Updated: Free service and refunds follow bus strike settlement in Central Okanagan

Partial refunds or reduced-cost transit passes for December are available from Kelowna city hall.

Update: Kelowna city hall now says riders with transit passes have the option of purchasing a three-week discounted December pass, or receiving a refund of three weeks for their November transit pass as a result of the resumption of service following the recent strike by bus drivers in the Central Okanagan.

In order to redeem either one, pass holders must return their November transit passes.

Discounted December passes can be purchased at any transit fare product vendor, however refunds will only be processed at Kelowna city hall, Monday to Friday, 8 a.m. to 4 p.m.

Riders who do not plan to buy a December transit pass and only want to receive a pro-rated refund for three weeks of November must apply for their refund at city hall and hand in their November 2016 transit pass.

 

Original story: Now that the Central Okanagan transit strike is over, transit pass holders who paid for a month of service for November but lost two weeks due to the labour dispute, can get a partial refund.

Kelowna Regional Transit says passes will be refunded on a pro-rated basis and refunds are available at Kelowna City Hall. Transit passes are required as proof of purchase.

The strike ended Thursday morning when drivers went back to work after ratifying a new collective agreement with First Canada, the company contracted to run the transit system here.

In addition to the partial refund of transit passes, B.C.Transit announced that everyone can ride the buses for free in the Central Okanagan for the rest of the month.

“As a thank you to our customers for their patience, BC Transit, the province of B.C. and our local government partners will provide free service in the Kelowna Regional Transit system for the remainder of November,” said B.C. Transit is a statement issued Wednesday.

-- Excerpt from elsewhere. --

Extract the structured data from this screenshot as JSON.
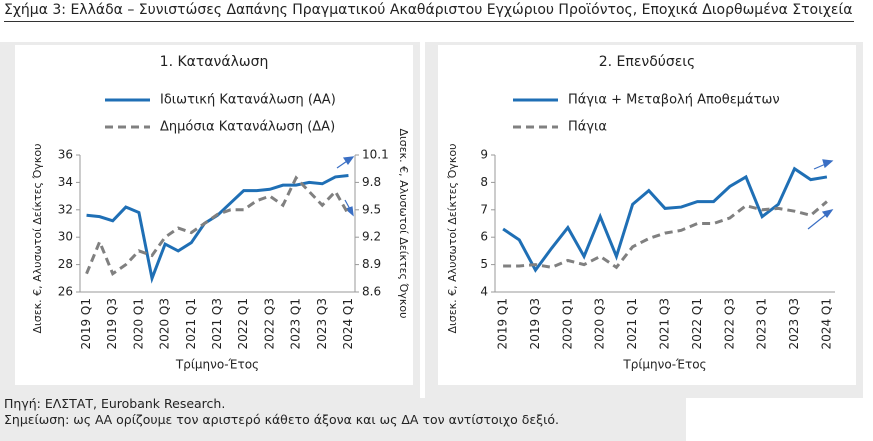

It also quoted Transportation Minister Todd Stone as praising both sides involved in the labour dispute, the union representing the 217 drivers, the Amalgamated Transit Union Local 1722 and and the First Canada.

“It is always good news when two parties are able to come together in good faith as part of the collective bargaining process and agree on a resolution that is good for both the employees and taxpayers,” said Stone.